Chapter 11 - Security
- Identify potential attackers, what their targets are and where are we most vulnerable. The targets might be user credentials, secrets, etc. We should monitor their creation, distribution, storage, monitoring and rotation. We can limit the scope of the secrets therefore limiting the impact of their compromitation.
- Protect the key assets from the hackers. We should also patch our systems. When using backups, we should test that they really work.
- Detect if the attack happened.
- Respond when we found out something bad happened.
- Recover in the wake of an incident.
Chapter 12 - Resiliency
- Time-Outs we should get right. We should continually tweak the time-outs settings to achieve better robustness.

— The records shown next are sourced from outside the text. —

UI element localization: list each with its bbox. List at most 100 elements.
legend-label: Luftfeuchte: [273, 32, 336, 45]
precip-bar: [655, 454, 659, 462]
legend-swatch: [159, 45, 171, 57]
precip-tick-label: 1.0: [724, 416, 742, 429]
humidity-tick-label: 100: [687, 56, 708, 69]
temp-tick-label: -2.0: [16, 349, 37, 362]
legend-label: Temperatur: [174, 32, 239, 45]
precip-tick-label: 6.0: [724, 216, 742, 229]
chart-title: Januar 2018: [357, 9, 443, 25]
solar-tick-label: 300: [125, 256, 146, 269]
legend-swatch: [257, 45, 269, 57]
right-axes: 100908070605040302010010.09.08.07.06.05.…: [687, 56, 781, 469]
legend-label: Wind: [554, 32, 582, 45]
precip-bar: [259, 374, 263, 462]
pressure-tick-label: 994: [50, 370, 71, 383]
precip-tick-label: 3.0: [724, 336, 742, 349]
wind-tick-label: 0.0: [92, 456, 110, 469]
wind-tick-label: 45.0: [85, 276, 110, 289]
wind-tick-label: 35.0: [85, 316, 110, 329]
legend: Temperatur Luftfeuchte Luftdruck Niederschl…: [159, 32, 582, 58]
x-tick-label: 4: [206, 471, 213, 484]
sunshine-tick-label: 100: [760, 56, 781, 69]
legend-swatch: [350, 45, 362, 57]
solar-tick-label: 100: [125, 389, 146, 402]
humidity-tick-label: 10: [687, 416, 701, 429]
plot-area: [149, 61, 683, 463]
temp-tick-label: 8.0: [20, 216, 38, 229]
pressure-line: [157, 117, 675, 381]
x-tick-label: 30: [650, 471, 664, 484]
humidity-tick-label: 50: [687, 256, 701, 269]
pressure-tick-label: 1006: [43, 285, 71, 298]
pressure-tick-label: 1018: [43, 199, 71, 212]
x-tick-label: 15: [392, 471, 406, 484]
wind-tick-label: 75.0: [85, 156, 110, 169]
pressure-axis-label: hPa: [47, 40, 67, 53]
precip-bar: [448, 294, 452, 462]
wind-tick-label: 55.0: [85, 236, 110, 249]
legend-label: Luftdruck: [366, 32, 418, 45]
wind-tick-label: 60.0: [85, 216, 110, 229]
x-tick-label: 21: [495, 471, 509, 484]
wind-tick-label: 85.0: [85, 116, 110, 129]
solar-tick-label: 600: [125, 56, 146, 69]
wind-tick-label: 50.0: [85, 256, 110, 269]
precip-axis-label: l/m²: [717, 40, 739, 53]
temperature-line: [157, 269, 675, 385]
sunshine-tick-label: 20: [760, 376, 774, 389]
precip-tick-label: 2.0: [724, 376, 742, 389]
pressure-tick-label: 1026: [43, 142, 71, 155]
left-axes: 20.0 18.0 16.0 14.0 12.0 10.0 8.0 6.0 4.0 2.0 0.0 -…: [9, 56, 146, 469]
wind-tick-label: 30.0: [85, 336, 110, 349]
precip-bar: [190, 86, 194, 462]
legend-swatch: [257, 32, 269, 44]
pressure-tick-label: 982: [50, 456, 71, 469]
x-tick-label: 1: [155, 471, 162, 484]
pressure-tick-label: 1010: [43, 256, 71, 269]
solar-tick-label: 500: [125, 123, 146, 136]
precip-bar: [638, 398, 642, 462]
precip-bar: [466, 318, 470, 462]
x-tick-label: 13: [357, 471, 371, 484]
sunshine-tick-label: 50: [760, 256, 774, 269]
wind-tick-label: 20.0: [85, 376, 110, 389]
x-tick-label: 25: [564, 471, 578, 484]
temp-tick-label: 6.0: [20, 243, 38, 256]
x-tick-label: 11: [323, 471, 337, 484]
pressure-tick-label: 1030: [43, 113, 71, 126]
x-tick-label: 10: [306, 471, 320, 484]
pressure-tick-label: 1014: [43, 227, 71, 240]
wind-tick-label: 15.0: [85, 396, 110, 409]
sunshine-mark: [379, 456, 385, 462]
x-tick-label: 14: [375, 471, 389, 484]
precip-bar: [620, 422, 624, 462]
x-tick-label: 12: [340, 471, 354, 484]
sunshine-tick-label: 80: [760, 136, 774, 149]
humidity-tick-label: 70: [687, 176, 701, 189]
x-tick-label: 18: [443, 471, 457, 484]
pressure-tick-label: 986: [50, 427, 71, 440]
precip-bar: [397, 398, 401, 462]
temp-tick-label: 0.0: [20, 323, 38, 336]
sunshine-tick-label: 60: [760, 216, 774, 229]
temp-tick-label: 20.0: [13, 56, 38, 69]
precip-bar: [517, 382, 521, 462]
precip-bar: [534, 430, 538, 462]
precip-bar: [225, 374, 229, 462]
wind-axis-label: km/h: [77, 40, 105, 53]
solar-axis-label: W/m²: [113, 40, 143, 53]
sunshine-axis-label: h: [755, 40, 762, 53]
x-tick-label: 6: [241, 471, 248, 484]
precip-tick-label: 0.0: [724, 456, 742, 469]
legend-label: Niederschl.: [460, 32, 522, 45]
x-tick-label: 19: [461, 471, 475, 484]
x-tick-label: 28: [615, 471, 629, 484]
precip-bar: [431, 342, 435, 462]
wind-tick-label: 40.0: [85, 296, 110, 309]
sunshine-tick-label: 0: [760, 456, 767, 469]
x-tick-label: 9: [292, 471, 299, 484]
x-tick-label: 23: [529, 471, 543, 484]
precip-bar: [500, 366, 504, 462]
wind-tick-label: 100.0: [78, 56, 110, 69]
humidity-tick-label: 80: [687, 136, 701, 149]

- Bulkheads, i.e. using separate connection pools for separate services. This way we limit the impact of one service going down #interesting.
- Circuit Breakers are recommended to use for all downstream calls.
Chapter 13 - Scaling
Chapter 14 - User Interfaces
Chapter 15 - Organizational Structures
- They can make large-scale changes to the design of their system without a permission of anybody outside the team.
- Make large-scaled changes without depending on someone else making changes over there.
- Complete their work without communication and coordination with someone outside the team.
- Deploy and release their service on demand, regardless on other services.
- Do most of their testing on demand, without a need of integrated environment.
- Perform deployment on business hours without a downtime.